Gotchas & tricky questions

  • What if timestamps are irregular? Resample or align to meaningful periods before splitting.
  • What about label leakage through exogenous seasonal indicators? If you engineer a future‑aware feature (e.g., planned promotion), ensure it’s available at prediction time.
  • How many splits? Enough to estimate variance but not so many that test windows become tiny and unrealistic.

Ask yourself: "Would this setup mimic how my model will be used in production?" If the answer is no, redo the split.

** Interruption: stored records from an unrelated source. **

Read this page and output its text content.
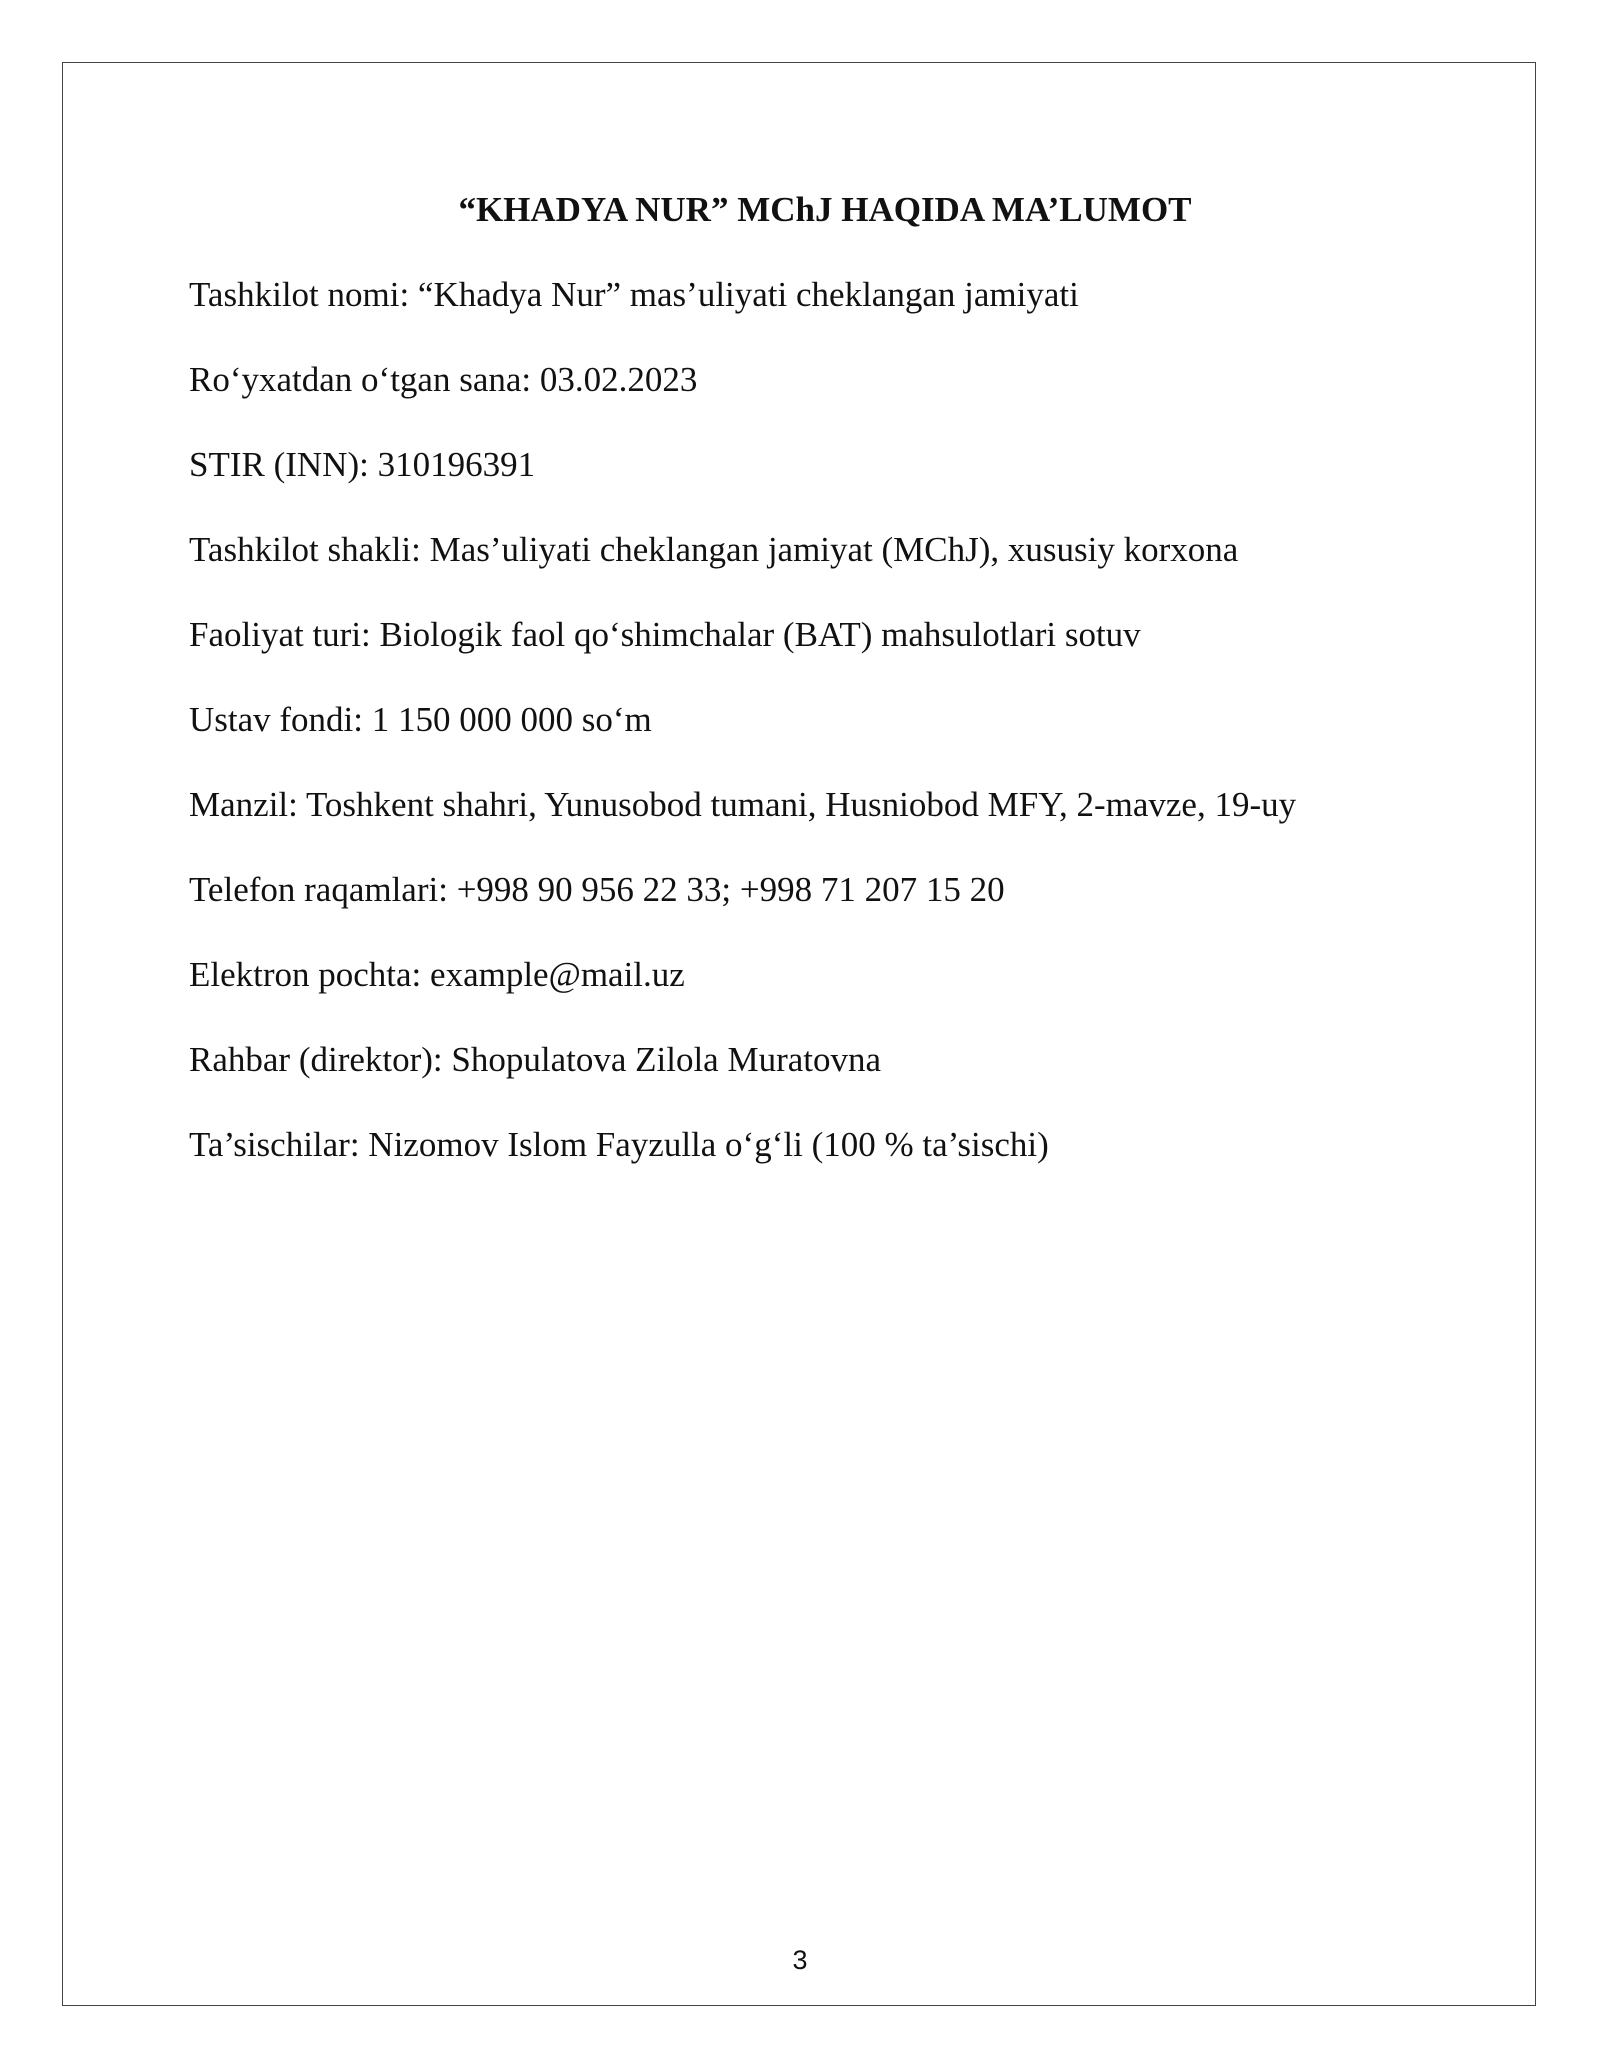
“KHADYA NUR” MChJ HAQIDA MA’LUMOT
Tashkilot nomi: “Khadya Nur” mas’uliyati cheklangan jamiyati
Ro‘yxatdan o‘tgan sana: 03.02.2023
STIR (INN): 310196391
Tashkilot shakli: Mas’uliyati cheklangan jamiyat (MChJ), xususiy korxona
Faoliyat turi: Biologik faol qo‘shimchalar (BAT) mahsulotlari sotuv
Ustav fondi: 1 150 000 000 so‘m
Manzil: Toshkent shahri, Yunusobod tumani, Husniobod MFY, 2-mavze, 19-uy
Telefon raqamlari: +998 90 956 22 33; +998 71 207 15 20
Elektron pochta: example@mail.uz
Rahbar (direktor): Shopulatova Zilola Muratovna
Ta’sischilar: Nizomov Islom Fayzulla o‘g‘li (100 % ta’sischi)
3
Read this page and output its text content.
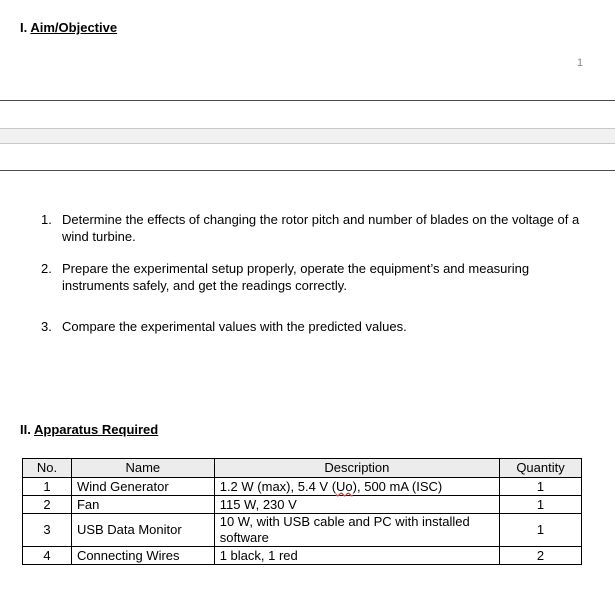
I. Aim/Objective
1
1. Determine the effects of changing the rotor pitch and number of blades on the voltage of a wind turbine.
2. Prepare the experimental setup properly, operate the equipment’s and measuring instruments safely, and get the readings correctly.
3. Compare the experimental values with the predicted values.
II. Apparatus Required
No.	Name	Description	Quantity
1	Wind Generator	1.2 W (max), 5.4 V (Uo), 500 mA (ISC)	1
2	Fan	115 W, 230 V	1
3	USB Data Monitor	10 W, with USB cable and PC with installed software	1
4	Connecting Wires	1 black, 1 red	2
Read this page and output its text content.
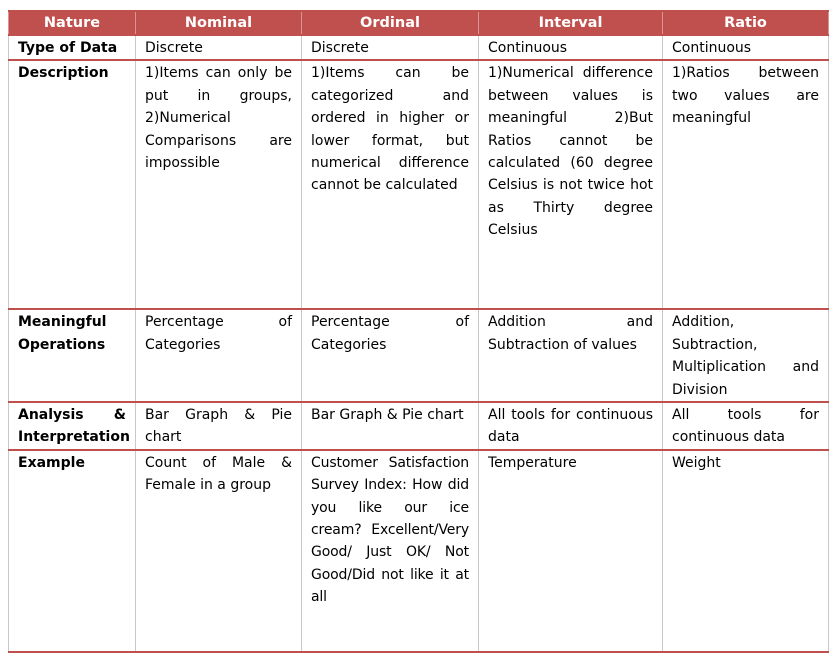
Nature	Nominal	Ordinal	Interval	Ratio
Type of Data	Discrete	Discrete	Continuous	Continuous
Description	1)Items can only be put in groups, 2)Numerical Comparisons are impossible	1)Items can be categorized and ordered in higher or lower format, but numerical difference cannot be calculated	1)Numerical difference between values is meaningful 2)But Ratios cannot be calculated (60 degree Celsius is not twice hot as Thirty degree Celsius	1)Ratios between two values are meaningful
Meaningful Operations	Percentage of Categories	Percentage of Categories	Addition and Subtraction of values	Addition, Subtraction, Multiplication and Division
Analysis & Interpretation	Bar Graph & Pie chart	Bar Graph & Pie chart	All tools for continuous data	All tools for continuous data
Example	Count of Male & Female in a group	Customer Satisfaction Survey Index: How did you like our ice cream? Excellent/Very Good/ Just OK/ Not Good/Did not like it at all	Temperature	Weight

Final thoughts (synthesis)

Time‑aware CV is less a single tool and more a philosophy: respect chronology, be paranoid about leakage, and align validation with production use. Build on grouped/blocked ideas when multiple entities exist, and bring purging/embargo to the party when features straddle time. Use rolling or sliding windows depending on whether memory helps or hurts. And always, always let EDA guide your split decisions — distribution shifts, seasonality, and autocorrelation are your north stars.

"Good backtests are honest; they don’t flatter the model. If your CV makes the model look like a hero, check for leaks — the villain is probably laundered information."


Key takeaways:

  • Never randomly shuffle time. Ever.
  • Choose expanding vs sliding windows based on stationarity and production retraining strategy.
  • Use purging and embargo to avoid subtle label leakage.
  • Align folds with seasons, and merge grouped CV when multiple series exist.

Version tip: Start simple with sklearn's TimeSeriesSplit, then add purging/embargo and seasonal alignment as your EDA reveals risks.